History of Islam in China part 1


The history of Islam in China began when four Sahabas- Sa`d ibn abi Waqqas (b. 594 – d. 674 AD), Ja'far ibn Abi Talib and Jahsh preached in 616/17 and onwards in China after coming from Chittagong-Kamrup-Manipur route after sailing from Abyssinia in 615/16. Sa'ad ibn abi Waqqas again headed for China for the third time in 650–51 after Caliph Uthman asked him to lead an embassy to China, which the Chinese emperor received warmly.

History

According to China Muslims' traditional legendary accounts, Islam was first brought to China by Sa'd ibn abi Waqqas, who came to China for the third time at the head of an embassy sent by Uthman, the third Caliph, in 651, less than twenty years after the death of prophet Muhammad. The embassy was led by Sa`d ibn Abī Waqqās, the maternal uncle of the prophet himself. Emperor Gaozong, the Tang emperor who received the envoy then ordered the construction of the Memorial mosque in Canton, the first mosque in the country, in memory of the prophet. Hui legends seem to confuse the 651 visit with the initiation of Islam as early as 616/17 by earlier visits of Sahabas.
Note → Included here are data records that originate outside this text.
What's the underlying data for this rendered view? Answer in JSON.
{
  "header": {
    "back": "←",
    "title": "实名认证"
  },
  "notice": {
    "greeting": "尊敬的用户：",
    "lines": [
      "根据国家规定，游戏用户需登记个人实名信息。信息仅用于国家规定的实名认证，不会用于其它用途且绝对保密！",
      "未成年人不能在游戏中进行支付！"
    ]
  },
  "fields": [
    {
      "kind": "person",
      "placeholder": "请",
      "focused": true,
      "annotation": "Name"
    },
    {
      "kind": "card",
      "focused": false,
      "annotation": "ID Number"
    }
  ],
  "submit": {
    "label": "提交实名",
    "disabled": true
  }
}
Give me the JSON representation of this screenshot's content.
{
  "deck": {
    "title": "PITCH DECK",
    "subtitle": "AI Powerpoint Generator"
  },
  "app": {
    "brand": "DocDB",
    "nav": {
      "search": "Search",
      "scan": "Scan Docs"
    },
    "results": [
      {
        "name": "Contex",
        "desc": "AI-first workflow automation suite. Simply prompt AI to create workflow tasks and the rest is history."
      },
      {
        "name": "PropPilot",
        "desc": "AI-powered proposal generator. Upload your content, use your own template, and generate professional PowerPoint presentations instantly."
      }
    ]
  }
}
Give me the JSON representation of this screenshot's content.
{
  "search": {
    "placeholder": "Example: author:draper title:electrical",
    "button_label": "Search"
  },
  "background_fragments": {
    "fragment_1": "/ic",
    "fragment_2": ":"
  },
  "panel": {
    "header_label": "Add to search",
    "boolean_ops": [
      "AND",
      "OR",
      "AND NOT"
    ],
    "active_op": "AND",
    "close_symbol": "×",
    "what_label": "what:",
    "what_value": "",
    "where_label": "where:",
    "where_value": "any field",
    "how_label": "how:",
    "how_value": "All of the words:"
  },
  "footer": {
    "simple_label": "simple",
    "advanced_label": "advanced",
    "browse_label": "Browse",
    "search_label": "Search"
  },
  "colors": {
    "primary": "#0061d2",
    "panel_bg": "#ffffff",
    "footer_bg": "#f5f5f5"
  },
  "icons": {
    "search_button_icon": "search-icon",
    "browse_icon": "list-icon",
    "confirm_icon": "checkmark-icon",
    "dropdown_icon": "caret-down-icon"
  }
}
While modern historians tend to argue that there is no evidence for Waqqās himself ever coming to China, they do believe that Muslim diplomats and merchants arrived to Tang China within a few decades from the beginning of Middle Ages (Hijra). The Tang Dynasty's cosmopolitan culture, with its intensive contacts with Central Asia and its significant communities of (originally non-Muslim) Central and Western Asian merchants resident in Chinese cities, which helped the introduction of Islam.